His metamorphosis from a man seeking to understand grief to a fiction writer is a conundrum of the novel and the fundamental source of its incoherence. It seems to me the story would have been better served if Viswanathan had shown us how Ashwin grappled with the information Seth or Brinda divulged to him in conversation, how he digested it, compared their experiences to his own. In what ways did he struggle to understand Seth? Or Brinda, whose life is devoid of sex like his? What did he learn about himself through them? We never observe his process of emotional and intellectual discovery, which is what writing is. If we had been privy to his thoughts as he labored to figure things out, there would have been a connection among all the stories, which there isn’t now.
So, perhaps the book is not quite the examination of grief it purports to be. In important ways that are destructive to Ashwin’s story, Viswanathan’s second novel seems to be locked in dialogue with her first, despite their vastly different settings in Canada and India. In The Toss of a Lemon, the culture of a rigid, tyrannical Brahmin patriarchy in a Tamil village profoundly oppresses Sivakami, a teenage widow who is forbidden to show her face in public and forced to live indoors. Viswanathan, as the omniscient narrator, painstakingly documents her thwarted life. In The Ever After of Ashwin Rao, there is payback against a brutal old Indian patriarchy. This time it is a domineering Brahmin patriarch, Venkat, who is punished with widowhood and, moreover, denied our sympathy for his loss, because of his bigoted politics. He is even denied a voice in the story, almost everything we know about him mediated by Seth.

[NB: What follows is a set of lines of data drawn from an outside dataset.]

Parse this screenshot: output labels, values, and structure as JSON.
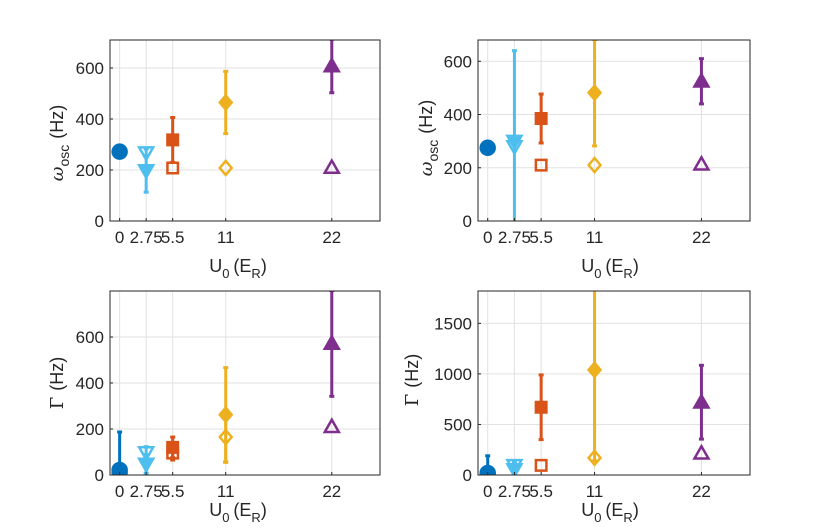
{
  "chart_data": [
    {
      "type": "scatter",
      "panel": "top-left",
      "xlabel": "U0 (ER)",
      "ylabel": "ωosc (Hz)",
      "xlim": [
        -1,
        27
      ],
      "ylim": [
        0,
        710
      ],
      "x_ticks": [
        0,
        2.75,
        5.5,
        11,
        22
      ],
      "x_tick_labels": [
        "0",
        "2.75",
        "5.5",
        "11",
        "22"
      ],
      "y_ticks": [
        0,
        200,
        400,
        600
      ],
      "y_tick_labels": [
        "0",
        "200",
        "400",
        "600"
      ],
      "grid": true,
      "points": [
        {
          "x": 0,
          "y": 272,
          "err": 0,
          "marker": "circle",
          "filled": true,
          "color": "#0072BD"
        },
        {
          "x": 2.75,
          "y": 198,
          "err": 85,
          "marker": "triangle-down",
          "filled": true,
          "color": "#4DBEEE"
        },
        {
          "x": 2.75,
          "y": 268,
          "err": 0,
          "marker": "triangle-down",
          "filled": false,
          "color": "#4DBEEE"
        },
        {
          "x": 5.5,
          "y": 318,
          "err": 88,
          "marker": "square",
          "filled": true,
          "color": "#D95319"
        },
        {
          "x": 5.5,
          "y": 208,
          "err": 0,
          "marker": "square",
          "filled": false,
          "color": "#D95319"
        },
        {
          "x": 11,
          "y": 465,
          "err": 122,
          "marker": "diamond",
          "filled": true,
          "color": "#EDB120"
        },
        {
          "x": 11,
          "y": 208,
          "err": 0,
          "marker": "diamond",
          "filled": false,
          "color": "#EDB120"
        },
        {
          "x": 22,
          "y": 608,
          "err": 105,
          "marker": "triangle-up",
          "filled": true,
          "color": "#7E2F8E"
        },
        {
          "x": 22,
          "y": 210,
          "err": 0,
          "marker": "triangle-up",
          "filled": false,
          "color": "#7E2F8E"
        }
      ]
    },
    {
      "type": "scatter",
      "panel": "top-right",
      "xlabel": "U0 (ER)",
      "ylabel": "ωosc (Hz)",
      "xlim": [
        -1,
        27
      ],
      "ylim": [
        0,
        680
      ],
      "x_ticks": [
        0,
        2.75,
        5.5,
        11,
        22
      ],
      "x_tick_labels": [
        "0",
        "2.75",
        "5.5",
        "11",
        "22"
      ],
      "y_ticks": [
        0,
        200,
        400,
        600
      ],
      "y_tick_labels": [
        "0",
        "200",
        "400",
        "600"
      ],
      "grid": true,
      "points": [
        {
          "x": 0,
          "y": 275,
          "err": 0,
          "marker": "circle",
          "filled": true,
          "color": "#0072BD"
        },
        {
          "x": 2.75,
          "y": 300,
          "err": 340,
          "marker": "triangle-down",
          "filled": true,
          "color": "#4DBEEE"
        },
        {
          "x": 2.75,
          "y": 280,
          "err": 0,
          "marker": "triangle-down",
          "filled": false,
          "color": "#4DBEEE"
        },
        {
          "x": 5.5,
          "y": 385,
          "err": 92,
          "marker": "square",
          "filled": true,
          "color": "#D95319"
        },
        {
          "x": 5.5,
          "y": 210,
          "err": 0,
          "marker": "square",
          "filled": false,
          "color": "#D95319"
        },
        {
          "x": 11,
          "y": 482,
          "err": 200,
          "marker": "diamond",
          "filled": true,
          "color": "#EDB120"
        },
        {
          "x": 11,
          "y": 210,
          "err": 0,
          "marker": "diamond",
          "filled": false,
          "color": "#EDB120"
        },
        {
          "x": 22,
          "y": 525,
          "err": 85,
          "marker": "triangle-up",
          "filled": true,
          "color": "#7E2F8E"
        },
        {
          "x": 22,
          "y": 213,
          "err": 0,
          "marker": "triangle-up",
          "filled": false,
          "color": "#7E2F8E"
        }
      ]
    },
    {
      "type": "scatter",
      "panel": "bottom-left",
      "xlabel": "U0 (ER)",
      "ylabel": "Γ (Hz)",
      "xlim": [
        -1,
        27
      ],
      "ylim": [
        0,
        800
      ],
      "x_ticks": [
        0,
        2.75,
        5.5,
        11,
        22
      ],
      "x_tick_labels": [
        "0",
        "2.75",
        "5.5",
        "11",
        "22"
      ],
      "y_ticks": [
        0,
        200,
        400,
        600
      ],
      "y_tick_labels": [
        "0",
        "200",
        "400",
        "600"
      ],
      "grid": true,
      "points": [
        {
          "x": 0,
          "y": 22,
          "err": 165,
          "marker": "circle",
          "filled": true,
          "color": "#0072BD"
        },
        {
          "x": 0,
          "y": 12,
          "err": 0,
          "marker": "circle",
          "filled": false,
          "color": "#0072BD"
        },
        {
          "x": 2.75,
          "y": 48,
          "err": 40,
          "marker": "triangle-down",
          "filled": true,
          "color": "#4DBEEE"
        },
        {
          "x": 2.75,
          "y": 98,
          "err": 25,
          "marker": "triangle-down",
          "filled": false,
          "color": "#4DBEEE"
        },
        {
          "x": 5.5,
          "y": 120,
          "err": 45,
          "marker": "square",
          "filled": true,
          "color": "#D95319"
        },
        {
          "x": 5.5,
          "y": 95,
          "err": 30,
          "marker": "square",
          "filled": false,
          "color": "#D95319"
        },
        {
          "x": 11,
          "y": 262,
          "err": 205,
          "marker": "diamond",
          "filled": true,
          "color": "#EDB120"
        },
        {
          "x": 11,
          "y": 165,
          "err": 110,
          "marker": "diamond",
          "filled": false,
          "color": "#EDB120"
        },
        {
          "x": 22,
          "y": 572,
          "err": 230,
          "marker": "triangle-up",
          "filled": true,
          "color": "#7E2F8E"
        },
        {
          "x": 22,
          "y": 210,
          "err": 0,
          "marker": "triangle-up",
          "filled": false,
          "color": "#7E2F8E"
        }
      ]
    },
    {
      "type": "scatter",
      "panel": "bottom-right",
      "xlabel": "U0 (ER)",
      "ylabel": "Γ (Hz)",
      "xlim": [
        -1,
        27
      ],
      "ylim": [
        0,
        1820
      ],
      "x_ticks": [
        0,
        2.75,
        5.5,
        11,
        22
      ],
      "x_tick_labels": [
        "0",
        "2.75",
        "5.5",
        "11",
        "22"
      ],
      "y_ticks": [
        0,
        500,
        1000,
        1500
      ],
      "y_tick_labels": [
        "0",
        "500",
        "1000",
        "1500"
      ],
      "grid": true,
      "points": [
        {
          "x": 0,
          "y": 20,
          "err": 170,
          "marker": "circle",
          "filled": true,
          "color": "#0072BD"
        },
        {
          "x": 0,
          "y": 8,
          "err": 0,
          "marker": "circle",
          "filled": false,
          "color": "#0072BD"
        },
        {
          "x": 2.75,
          "y": 55,
          "err": 45,
          "marker": "triangle-down",
          "filled": true,
          "color": "#4DBEEE"
        },
        {
          "x": 2.75,
          "y": 95,
          "err": 35,
          "marker": "triangle-down",
          "filled": false,
          "color": "#4DBEEE"
        },
        {
          "x": 5.5,
          "y": 670,
          "err": 320,
          "marker": "square",
          "filled": true,
          "color": "#D95319"
        },
        {
          "x": 5.5,
          "y": 95,
          "err": 0,
          "marker": "square",
          "filled": false,
          "color": "#D95319"
        },
        {
          "x": 11,
          "y": 1040,
          "err": 900,
          "marker": "diamond",
          "filled": true,
          "color": "#EDB120"
        },
        {
          "x": 11,
          "y": 170,
          "err": 0,
          "marker": "diamond",
          "filled": false,
          "color": "#EDB120"
        },
        {
          "x": 22,
          "y": 720,
          "err": 365,
          "marker": "triangle-up",
          "filled": true,
          "color": "#7E2F8E"
        },
        {
          "x": 22,
          "y": 215,
          "err": 0,
          "marker": "triangle-up",
          "filled": false,
          "color": "#7E2F8E"
        }
      ]
    }
  ],
  "axis_text": {
    "omega_symbol": "ω",
    "omega_sub": "osc",
    "gamma_symbol": "Γ",
    "hz_unit": "(Hz)",
    "u_symbol": "U",
    "u_sub": "0",
    "er_open": "(E",
    "er_sub": "R",
    "er_close": ")"
  }
}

Unfortunately, neither Ashwin’s loneliness nor Seth’s spiritual distress generate the kind of galvanizing drama this diffuse story needs at its center, a crisis that would fully engage us in the characters’ lives. What is at stake here? Only Venkat seems in real danger, teetering on the brink of madness, but he is dismissed as a zealot. A flux of ideas and events distract us, dispersing narrative energy—tropes like Schrodinger’s cat from the realm of physics, diatribes against the Indian state, even a whacky monologue from the point of view of the terrorists’ bombs. If the center doesn’t hold, it could be because the wild figure who might occupy that space—Venkat—has been sidelined for his wickedness. He is the only character who goes back to India, with all its injustices and cruelties enumerated by Ashwin. A moral is served—only corrupt Indians choose India over the West—in a wobbly vessel made of fragments.